As the the smartphone comes to be increasingly defined as a single slab dominated by a large touch display and few if any ancillary controls on the sides, one of the industry’s most celebrated manufacturers in HTC may be the next to drop hardware keyboards from its hardware designs for future smartphones, if comments from creative director Claude Zellweger prove to be correct.
The comments were made during a press event held by HTC in Seattle for the One series of flagship smartphones, which do not feature a hardware keyboard of any sort.
“As a company, the QWERTY keyboard we’re moving away from in general.” “We feel that putting too much effort into that [QWERTY] would take away from our devices.”
The comments regarding device designs with hardware keyboards come at a time when many major manufacturers are moving away from designs with keyboards in favor of ever thinner devices with larger displays, though such confirmation by HTC that it is moving away from the hardware keyboard is sure to alienate the dedicated base of consumers that simply refuse to accept touch displays as an input method. HTC’s last two devices which featured hardware keyboards prominently in their designs consisted of the Palm Treo-alike HTC Status/ChaCha and the last sliding keyboard design in the Windows Phone powered Arrive, neither of which have been updated recently
This marks a sea change for the Taiwanese manufacturer, which made its name on solid hardware featuring some of the best hardware keyboards in the industry for smartphones, which frequently rivaled hardware from RIM and Nokia. Many of the most popular HTC models featured variations on a theme with the hardware keyboard, such as the Touch
Pro series with its tilting display that allowed for one handed typing with keys that had actual travel, the Ultimate which featured a hinge that allowed for full typing if needed, the ultimately failed Advantage UMPC series and even the Treo Pro when Palm outsourced hardware manufacturing for the model to the company.

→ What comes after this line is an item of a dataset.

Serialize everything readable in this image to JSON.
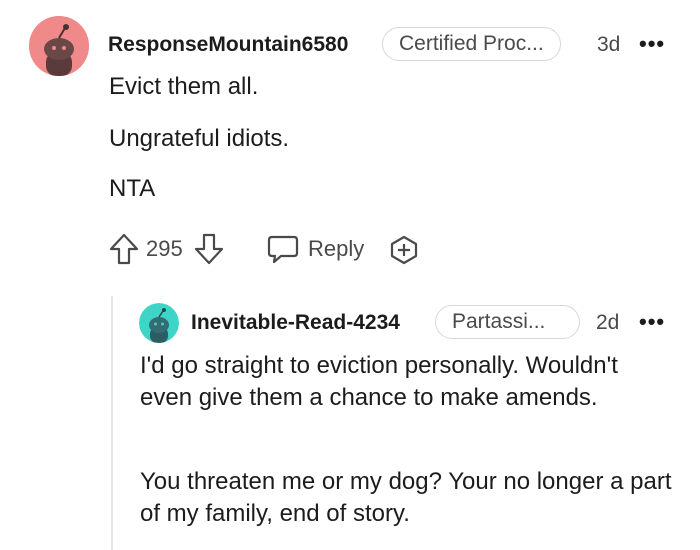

An end of an era is sure to be marked as more and more manufacturers move away from hardware keyboards, though other manufacturers such as Motorola continue to design modern hardware with keyboards, as evidenced by the original Droid series and the Droid Pro variants, but none are more celebrated and appreciated such as those HTC devices with hardware keyboards.

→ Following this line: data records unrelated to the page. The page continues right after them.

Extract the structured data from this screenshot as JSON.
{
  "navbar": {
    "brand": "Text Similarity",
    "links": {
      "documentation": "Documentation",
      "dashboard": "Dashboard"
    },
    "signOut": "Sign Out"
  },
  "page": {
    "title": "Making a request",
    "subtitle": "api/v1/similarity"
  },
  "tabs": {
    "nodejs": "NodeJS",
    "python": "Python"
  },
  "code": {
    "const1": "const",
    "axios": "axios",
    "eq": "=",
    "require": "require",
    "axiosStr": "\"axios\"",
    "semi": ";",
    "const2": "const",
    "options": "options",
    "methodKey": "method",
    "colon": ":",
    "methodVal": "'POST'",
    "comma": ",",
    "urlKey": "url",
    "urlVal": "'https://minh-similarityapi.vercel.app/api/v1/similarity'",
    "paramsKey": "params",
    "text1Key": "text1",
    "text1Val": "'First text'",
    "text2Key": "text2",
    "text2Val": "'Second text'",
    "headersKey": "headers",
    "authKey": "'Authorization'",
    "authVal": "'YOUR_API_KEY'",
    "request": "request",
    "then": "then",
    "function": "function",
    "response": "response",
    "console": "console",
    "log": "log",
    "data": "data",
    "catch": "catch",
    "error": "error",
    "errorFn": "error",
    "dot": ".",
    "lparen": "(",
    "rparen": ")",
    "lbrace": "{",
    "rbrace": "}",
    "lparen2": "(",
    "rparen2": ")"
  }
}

It would be nice to offer the choice, but the keyboards do add bulk and some weight — what I think the worst failure on the handset makers parts is the omission of a really good, high quality speaker phone system on current handsets. My old TouchPro2 had an excellent conference calling feature with two mics and speakers on the back of the phone — place the handset face down on a table and the speakerphone instantly turned on. Plus it allowed for very clear conference calls with multiple callers. Now that’s a feature I definitely wish they would bring back.